One woman who testified, holding up two coupons with scribbled writing on the back, explained that she didn’t have time to prepare an official testimony, so those notes were all she had.
The law, if passed, would require doctors to ensure that they were not coercing women into an abortion. It is unclear how they might ascertain that information, but many medical professionals offered testimonies warning that the law was too broad and too unclear.
“This bill is a very complicated bill,” Dr. Tim Johnson, chair of obstetrics and gynecology at the University of Michigan Health System, said. “All of us in this room ultimately care a lot about the safety of women.”

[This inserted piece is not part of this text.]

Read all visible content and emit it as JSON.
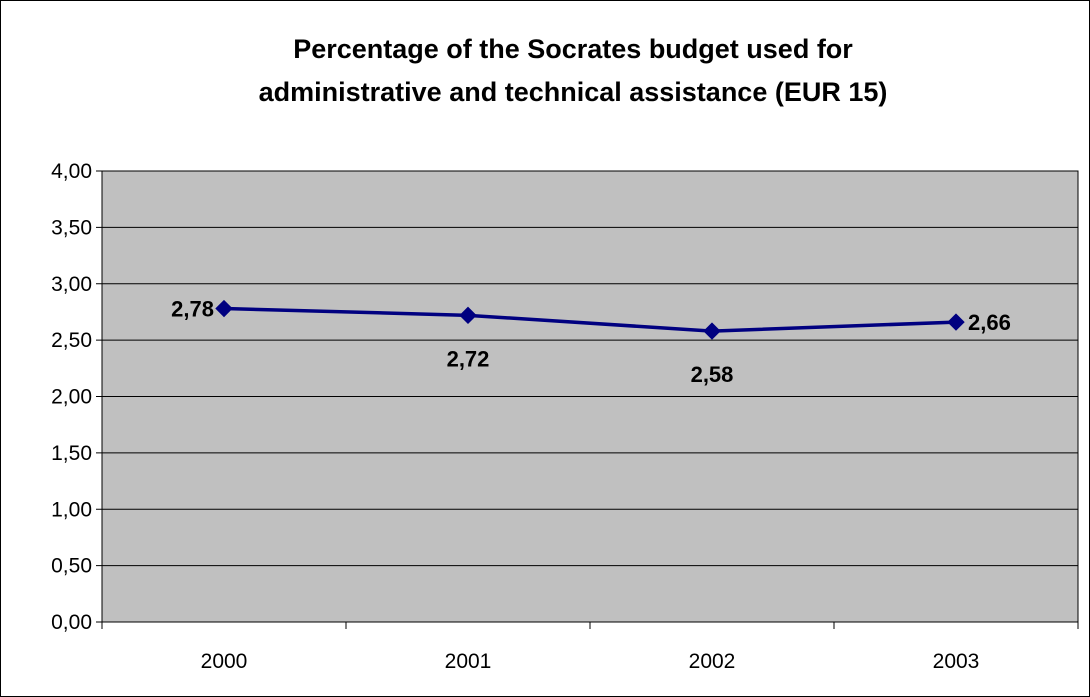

The legislation would also require women whose pregnancy is terminated, even those who miscarry, to cremate fetal remains, fill out a death certificate, and work with a funereal director to dispose of the fetus. It also requires clinics to be licensed as surgical facilities, andallows anyone who says they experience “emotional distress” because of incorrect fetal disposal to sue the person who disposes of the fetus.
Johnson urged the committee to take more time on the decision. He also took offense to the idea that doctors would do something that was not in the best interest of their patients, citing the Hippocratic oath and pointing out that “these aren’t abortion doctors, they’re gynecologists.” He also made an ominous warning: One day, one doctor will get shot because of the extreme anti-abortion actions that stigmatize doctors.
The warnings seemed to fall on deaf ears. State Sen. Rick Jones (R), who chairs the committee, proceeded to a vote after the hour of debate. The bill passed 3–1.
“I will not take another month to slow down this process when we have women being coerced in this state,” Jones said during the hearing. A request for comment from his office about why the process was so fast was not immediately returned.
ThinkProgress got in touch with Sen. Jones, who said that he would be willing to reconsider requiring surgical licenses for clinics that only administer medication abortions. “We’re going to take a look at that,” Jones said. “These rules have reasons, and obviously we will take a look at that.”